No Dia Mundial das Abelhas, celebrado em 20 de maio, o meliponicultor João do Mel, morador de Belterra, no oeste do Pará, fez um alerta sobre a redução da produção de mel e a perda do habitat natural das abelhas na região. Segundo ele, o avanço das lavouras de soja, o uso de agrotóxicos, o desmatamento e as queimadas têm afetado diretamente os polinizadores e comprometido a biodiversidade amazônica.
A denúncia foi feita em entrevista ao programa Viva Maria, da Empresa Brasil de Comunicação, apresentado pela jornalista Mara Régia. Reconhecido por sua atuação na meliponicultura e na defesa do meio ambiente, João do Mel relatou que a produtividade das colmeias caiu drasticamente nas últimas duas décadas.
Produção de mel caiu mais de 90% em 20 anos
De acordo com João do Mel, uma única colmeia chegava a produzir entre seis e sete quilos de mel há cerca de 20 anos. Atualmente, a mesma colônia produz menos de meio quilo.
“Há 20 anos, uma abelha produzia de seis a sete quilos de mel. Hoje não produz meio quilo. O veneno atinge o pasto baixo e o pasto alto. Vem pelo vento e pela chuva”, afirmou.
A queda representa uma redução superior a 90% na produção, reflexo das mudanças ambientais observadas em Belterra, município localizado próximo a Santarém, em uma área marcada pela expansão da fronteira agrícola.
Agrotóxicos e desmatamento ameaçam polinizadores
Segundo o meliponicultor, os agrotóxicos utilizados em grandes lavouras atingem as abelhas mesmo quando aplicados a quilômetros de distância, carregados pelo vento e pela chuva.
Além da contaminação química, o desmatamento e as queimadas reduzem as áreas de alimentação e reprodução das espécies, afetando tanto as abelhas com ferrão quanto as sem ferrão, além de outros insetos polinizadores.
Esses organismos são fundamentais para a polinização de culturas agrícolas e para a manutenção dos ecossistemas naturais.
Abelhas são essenciais para a produção de alimentos
A atuação das abelhas vai além da produção de mel.
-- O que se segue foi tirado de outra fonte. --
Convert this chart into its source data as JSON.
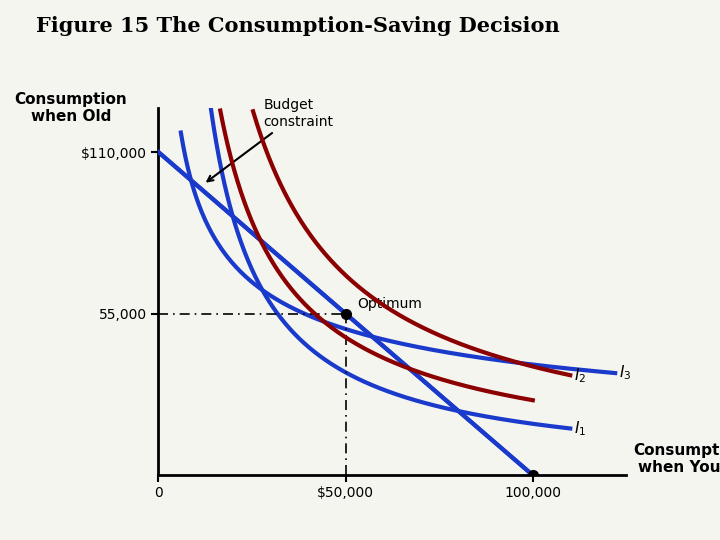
{
  "title": "Figure 15 The Consumption-Saving Decision",
  "xlabel": "Consumption\nwhen Young",
  "ylabel": "Consumption\nwhen Old",
  "xlim": [
    0,
    125000
  ],
  "ylim": [
    0,
    125000
  ],
  "x_ticks": [
    0,
    50000,
    100000
  ],
  "x_tick_labels": [
    "0",
    "$50,000",
    "100,000"
  ],
  "y_ticks": [
    55000,
    110000
  ],
  "y_tick_labels": [
    "55,000",
    "$110,000"
  ],
  "optimum_x": 50000,
  "optimum_y": 55000,
  "budget_color": "#1a3acc",
  "indiff_blue_color": "#1a3acc",
  "indiff_red_color": "#8b0000",
  "background_color": "#f5f5f0",
  "title_fontsize": 15,
  "label_fontsize": 11,
  "lw": 3.0
}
Elas desempenham papel estratégico na reprodução de plantas e na formação de frutos e sementes, influenciando diretamente a segurança alimentar.
Sem polinizadores, culturas como açaí, castanha-do-brasil, maracujá, café e diversas hortaliças podem ter queda significativa de produtividade.
Na Amazônia, a preservação das abelhas também é considerada essencial para a conservação da floresta e para o equilíbrio ambiental.
Tradição na meliponicultura
João do Mel informou que chegou a manter mais de mil caixas de abelhas em sua propriedade. Parte da produção era reservada para alimentar as próprias colmeias durante o inverno amazônico, período de menor oferta de flores.
O trabalho do meliponicultor tornou-se referência na região por unir geração de renda, educação ambiental e preservação das espécies nativas.
Dia Mundial das Abelhas reforça importância da conservação
Criado pela Organização das Nações Unidas, o Dia Mundial das Abelhas busca conscientizar a população sobre a importância dos polinizadores para o meio ambiente e para a produção de alimentos.
A data também chama atenção para ameaças como uso intensivo de pesticidas, destruição de habitats, mudanças climáticas e queimadas.
Impacto para a Amazônia e para a população
A redução das populações de abelhas pode afetar diretamente a produção agrícola, elevar custos de alimentos e comprometer a biodiversidade da Amazônia.
Em regiões como Belterra, o alerta de produtores locais evidencia a necessidade de conciliar atividade econômica com práticas sustentáveis que garantam a preservação dos polinizadores e dos recursos naturais.